The result of this estrangement from God is similar to our estrangement from any other person. We feel guilty, knowing we should do more but just not doing it. We feel resentful towards the other, trying to rationalize our behaviour by saying that the other person is asking too much from us. And when it comes to God, we also feel afraid, fearing that God will punish us for failing to live the way we know we should. All in all, our alienation from God leaves us feeling unsatisfied with life, and yet fearing death.

And so along comes this cross of ashes that we get imposed on our foreheads during the Ash Wednesday service. It's probably one of the most powerful rituals of the church year, coming forward, kneeling before the pastor to hear the words, "Remember that you are dust, and to dust you shall return," and feeling ashes get smushed onto our foreheads. There is no other ritual in the world that reminds us so concretely that our estrangement from God ultimately results in death. There is nothing else in our culture that reminds us so forcefully that we are as far from the divine as we can possibly get, that all of our self-involvement is getting us killed. "Ashes to ashes, dust to dust." That's what we get.

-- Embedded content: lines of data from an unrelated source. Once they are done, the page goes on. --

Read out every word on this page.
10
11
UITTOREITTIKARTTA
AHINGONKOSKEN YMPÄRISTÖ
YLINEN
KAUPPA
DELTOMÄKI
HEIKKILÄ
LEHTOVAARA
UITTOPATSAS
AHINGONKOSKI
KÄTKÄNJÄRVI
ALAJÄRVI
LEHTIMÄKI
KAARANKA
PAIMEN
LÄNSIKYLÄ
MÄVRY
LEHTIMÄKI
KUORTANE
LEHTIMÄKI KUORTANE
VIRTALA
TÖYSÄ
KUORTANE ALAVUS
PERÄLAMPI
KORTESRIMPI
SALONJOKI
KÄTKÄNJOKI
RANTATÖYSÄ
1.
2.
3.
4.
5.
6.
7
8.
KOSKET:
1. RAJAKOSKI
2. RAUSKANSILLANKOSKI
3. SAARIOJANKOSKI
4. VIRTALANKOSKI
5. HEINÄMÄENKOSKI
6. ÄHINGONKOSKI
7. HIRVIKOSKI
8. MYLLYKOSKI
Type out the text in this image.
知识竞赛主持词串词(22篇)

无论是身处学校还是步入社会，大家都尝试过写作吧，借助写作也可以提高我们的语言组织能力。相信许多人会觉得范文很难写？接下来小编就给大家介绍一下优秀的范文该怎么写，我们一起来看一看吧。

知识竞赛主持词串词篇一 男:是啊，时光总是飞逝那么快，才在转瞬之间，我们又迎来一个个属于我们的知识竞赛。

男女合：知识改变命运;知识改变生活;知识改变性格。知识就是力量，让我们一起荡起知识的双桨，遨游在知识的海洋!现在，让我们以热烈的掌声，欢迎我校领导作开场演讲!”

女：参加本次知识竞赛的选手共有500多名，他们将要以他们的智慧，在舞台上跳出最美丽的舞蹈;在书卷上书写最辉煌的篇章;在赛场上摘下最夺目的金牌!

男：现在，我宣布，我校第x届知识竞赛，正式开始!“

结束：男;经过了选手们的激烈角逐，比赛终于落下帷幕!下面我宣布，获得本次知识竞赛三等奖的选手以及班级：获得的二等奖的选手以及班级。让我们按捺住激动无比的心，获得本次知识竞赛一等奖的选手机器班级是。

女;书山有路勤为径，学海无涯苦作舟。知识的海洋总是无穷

But that's not all we get. In one of those holy paradoxes. the cross of ashes also becomes a symbol of reconciliation. Although it's made of ashes, the cross on our foreheads is a symbol of what it takes to be restored to the relationship we've abandoned. And what it takes is action by God. I implied earlier that the distance between us and God is uncrossable. And it is. For us, anyway. But not for God. Only God can bridge the gap between us, and only God can bring about reconciliation. That's why Paul, in our second reading, says "be reconciled to God." He doesn't say, "Reconcile yourself to God," which would require action on our part, which would be impossible. He says, "be reconciled." Let God do the reconciling, allow God to bring you back to the Lord. That is, after all, what God wants. That is why in Joel, God calls us to return with promises of grace and mercy, and steadfast love. God is not trying to threaten or bully us back into relationship - God moves towards us in love first so that we might turn from ourselves and face God and freely return that love. God is the one who takes the initiative and keeps things going.

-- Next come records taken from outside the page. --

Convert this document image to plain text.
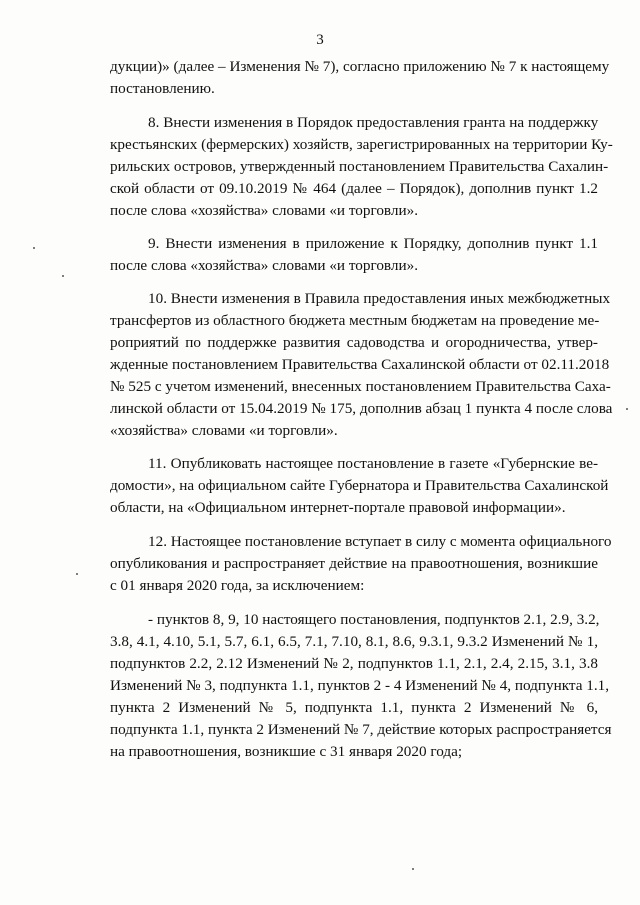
3
дукции)» (далее – Изменения № 7), согласно приложению № 7 к настоящему
постановлению.
8. Внести изменения в Порядок предоставления гранта на поддержку
крестьянских (фермерских) хозяйств, зарегистрированных на территории Ку-
рильских островов, утвержденный постановлением Правительства Сахалин-
ской области от 09.10.2019 № 464 (далее – Порядок), дополнив пункт 1.2
после слова «хозяйства» словами «и торговли».
9. Внести изменения в приложение к Порядку, дополнив пункт 1.1
после слова «хозяйства» словами «и торговли».
10. Внести изменения в Правила предоставления иных межбюджетных
трансфертов из областного бюджета местным бюджетам на проведение ме-
роприятий по поддержке развития садоводства и огородничества, утвер-
жденные постановлением Правительства Сахалинской области от 02.11.2018
№ 525 с учетом изменений, внесенных постановлением Правительства Саха-
линской области от 15.04.2019 № 175, дополнив абзац 1 пункта 4 после слова
«хозяйства» словами «и торговли».
11. Опубликовать настоящее постановление в газете «Губернские ве-
домости», на официальном сайте Губернатора и Правительства Сахалинской
области, на «Официальном интернет-портале правовой информации».
12. Настоящее постановление вступает в силу с момента официального
опубликования и распространяет действие на правоотношения, возникшие
с 01 января 2020 года, за исключением:
- пунктов 8, 9, 10 настоящего постановления, подпунктов 2.1, 2.9, 3.2,
3.8, 4.1, 4.10, 5.1, 5.7, 6.1, 6.5, 7.1, 7.10, 8.1, 8.6, 9.3.1, 9.3.2 Изменений № 1,
подпунктов 2.2, 2.12 Изменений № 2, подпунктов 1.1, 2.1, 2.4, 2.15, 3.1, 3.8
Изменений № 3, подпункта 1.1, пунктов 2 - 4 Изменений № 4, подпункта 1.1,
пункта 2 Изменений № 5, подпункта 1.1, пункта 2 Изменений № 6,
подпункта 1.1, пункта 2 Изменений № 7, действие которых распространяется
на правоотношения, возникшие с 31 января 2020 года;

Of course we know that God accomplishes all of this, reconciles us to God's self, through the cross. By becoming incarnate as Jesus Christ and dying on the cross for us, God makes our reconciliation complete; God absorbs all of our failures and self-obsessed behaviour in the greatest act of love ever. This is what Lent is about - not about berating ourselves for how sinful we are, even though we are, but about watching as God moves us ever closer to the sublime moment of reconciliation, as God completes our atonement - our at-one-ment - with God, and ends our estrangement forever. Lent - with its ashes of estrangement and its cross of reconciliation - is about the path God leads us on that ends in Easter.

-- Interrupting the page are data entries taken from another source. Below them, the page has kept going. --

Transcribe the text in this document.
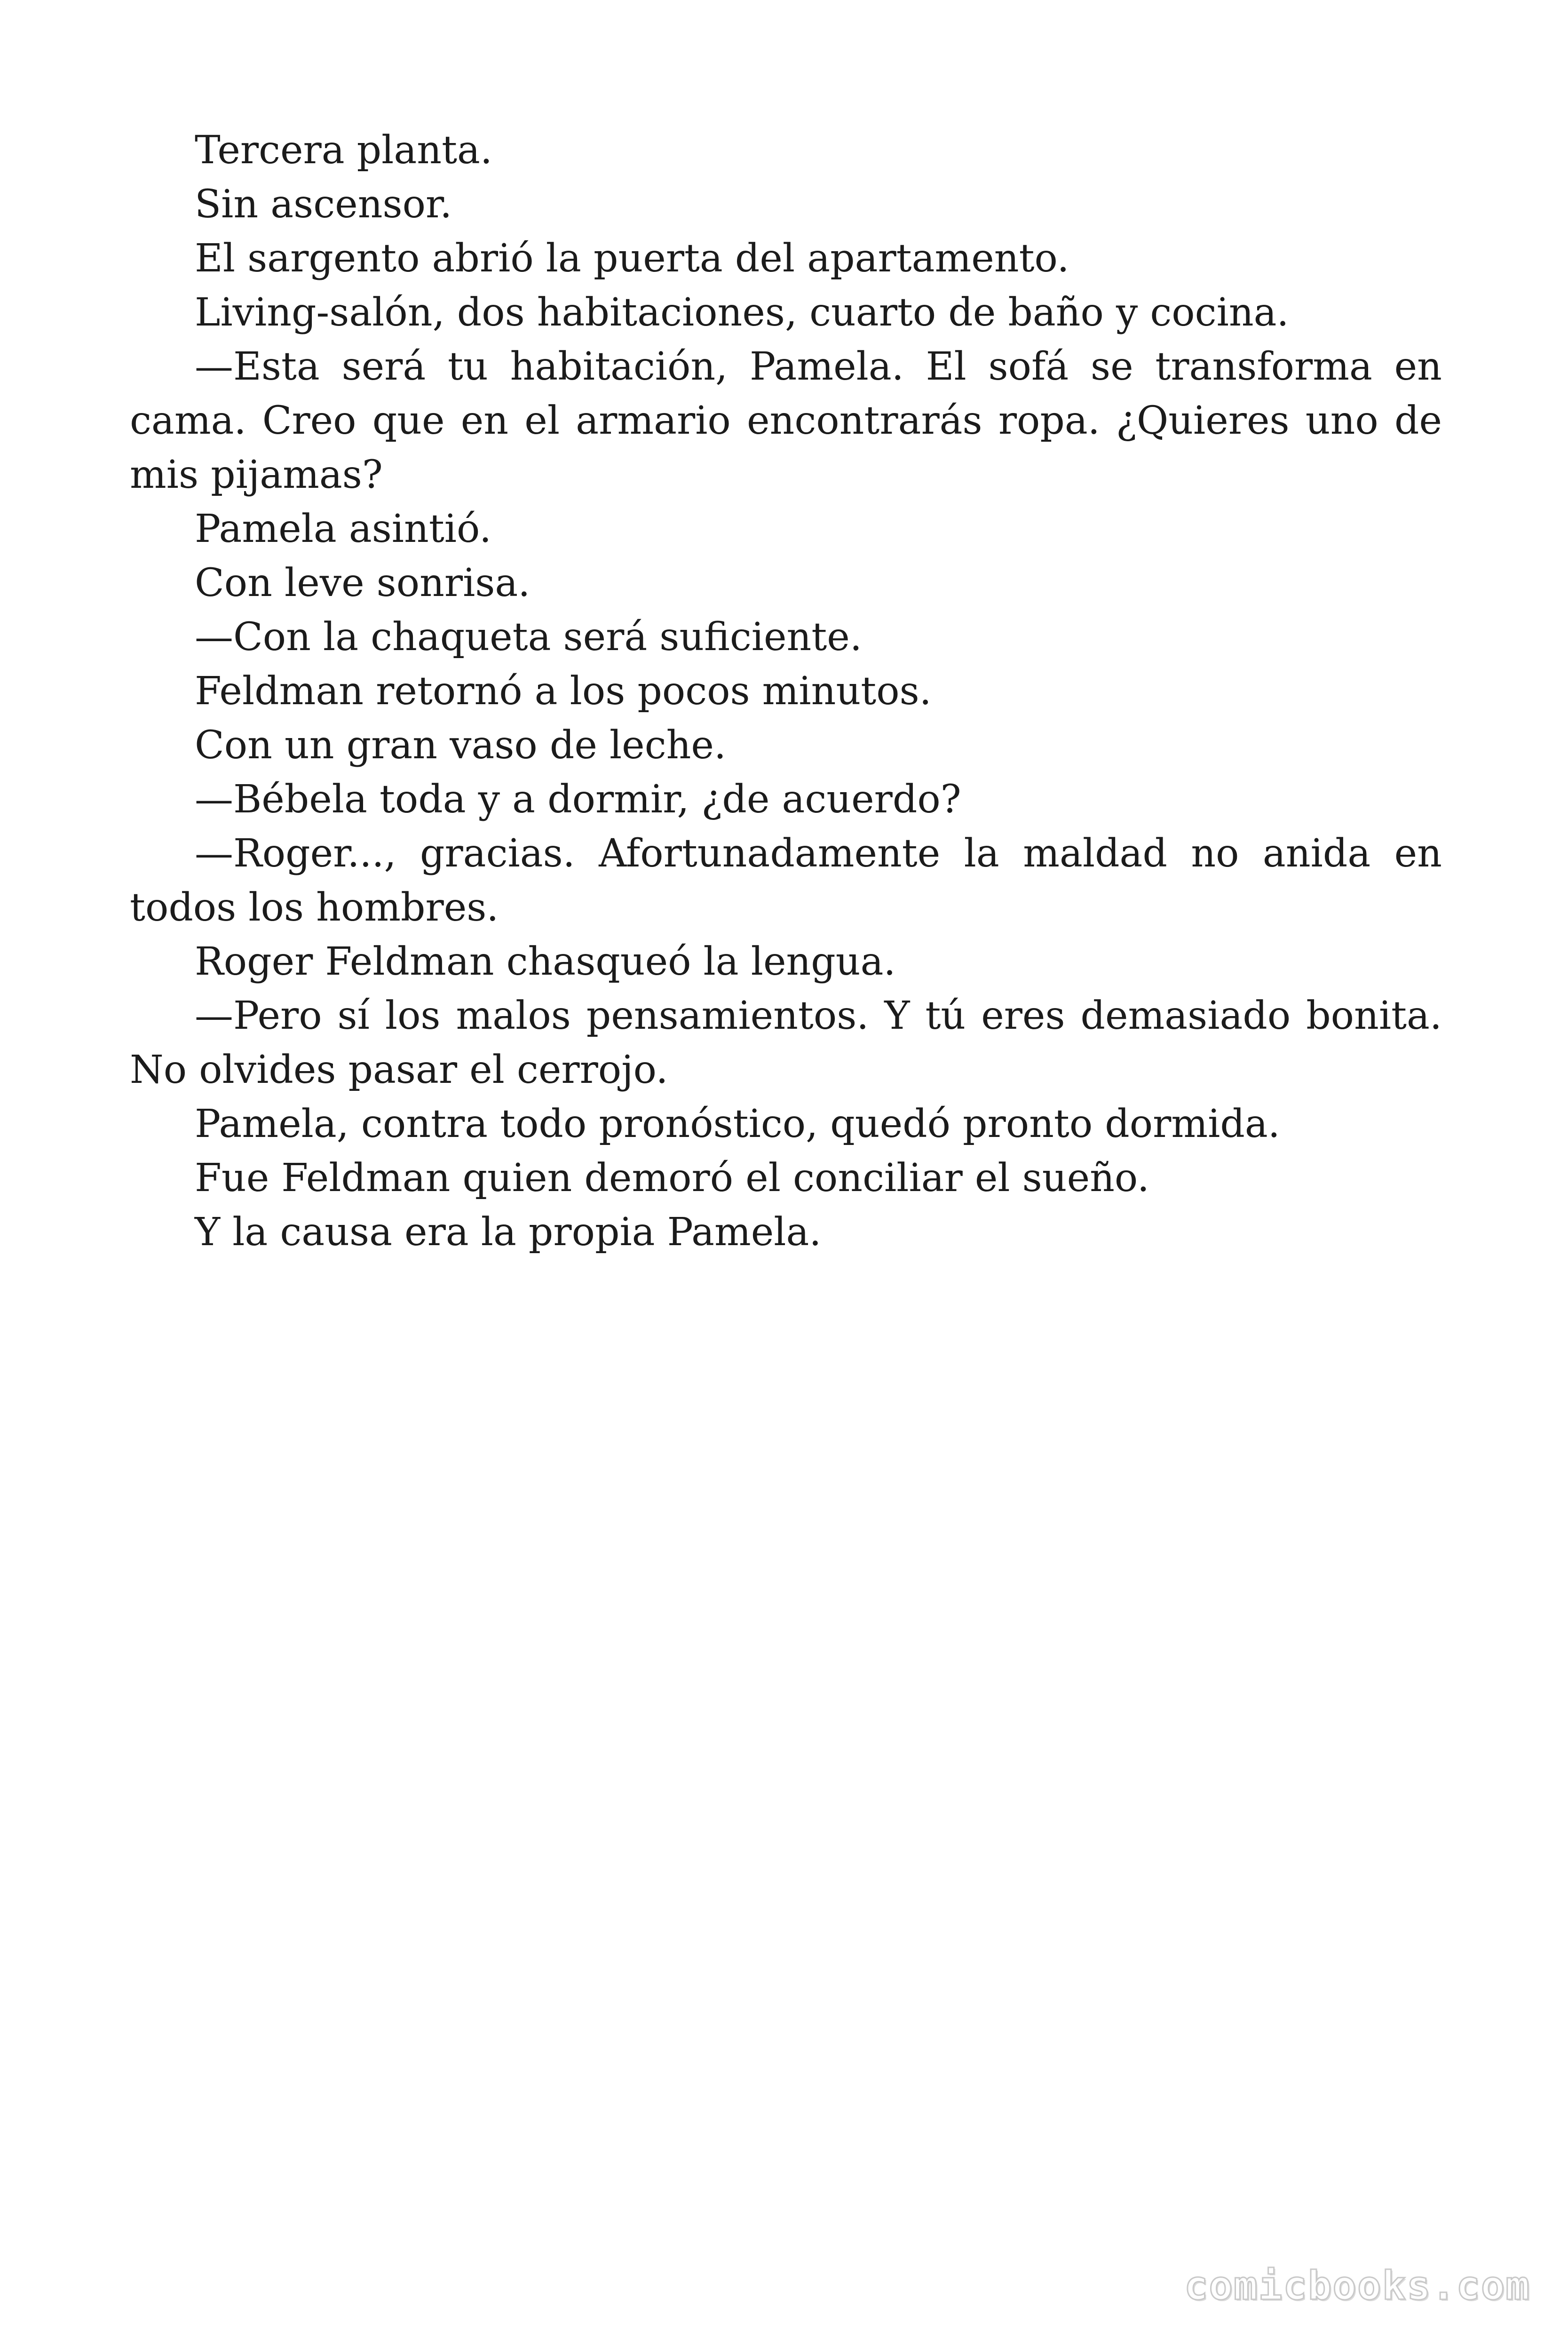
Tercera planta.

Sin ascensor.

El sargento abrió la puerta del apartamento.

Living-salón, dos habitaciones, cuarto de baño y cocina.

—Esta será tu habitación, Pamela. El sofá se transforma en cama. Creo que en el armario encontrarás ropa. ¿Quieres uno de mis pijamas?

Pamela asintió.

Con leve sonrisa.

—Con la chaqueta será suficiente.

Feldman retornó a los pocos minutos.

Con un gran vaso de leche.

—Bébela toda y a dormir, ¿de acuerdo?

—Roger..., gracias. Afortunadamente la maldad no anida en todos los hombres.

Roger Feldman chasqueó la lengua.

—Pero sí los malos pensamientos. Y tú eres demasiado bonita. No olvides pasar el cerrojo.

Pamela, contra todo pronóstico, quedó pronto dormida.

Fue Feldman quien demoró el conciliar el sueño.

Y la causa era la propia Pamela.

comicbooks.com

That isn't to say that we do nothing during Lent. We can't do anything to bring about our reconciliation with God, but that doesn't mean we sit back as passive vegetables. There is a role for us to play, and it is the one Jesus has laid out for us. To give alms, to pray, and to fast. But rather than these becoming obligations and conditions necessary to be restored to God, they become instead responses to God already having restored us. They become signs that we believe that we are reconciled, they become offerings of thanksgiving for what God has done, they become preparations for the celebrations of Easter Sunday.

So as you prepare yourself to receive the Ash Wednesday cross upon your forehead, reflect on the distance that you have created between yourself and God, give thanks that God has bridged and continues to bridge that distance, and allow God to lead you through the next forty days to Easter. Amen.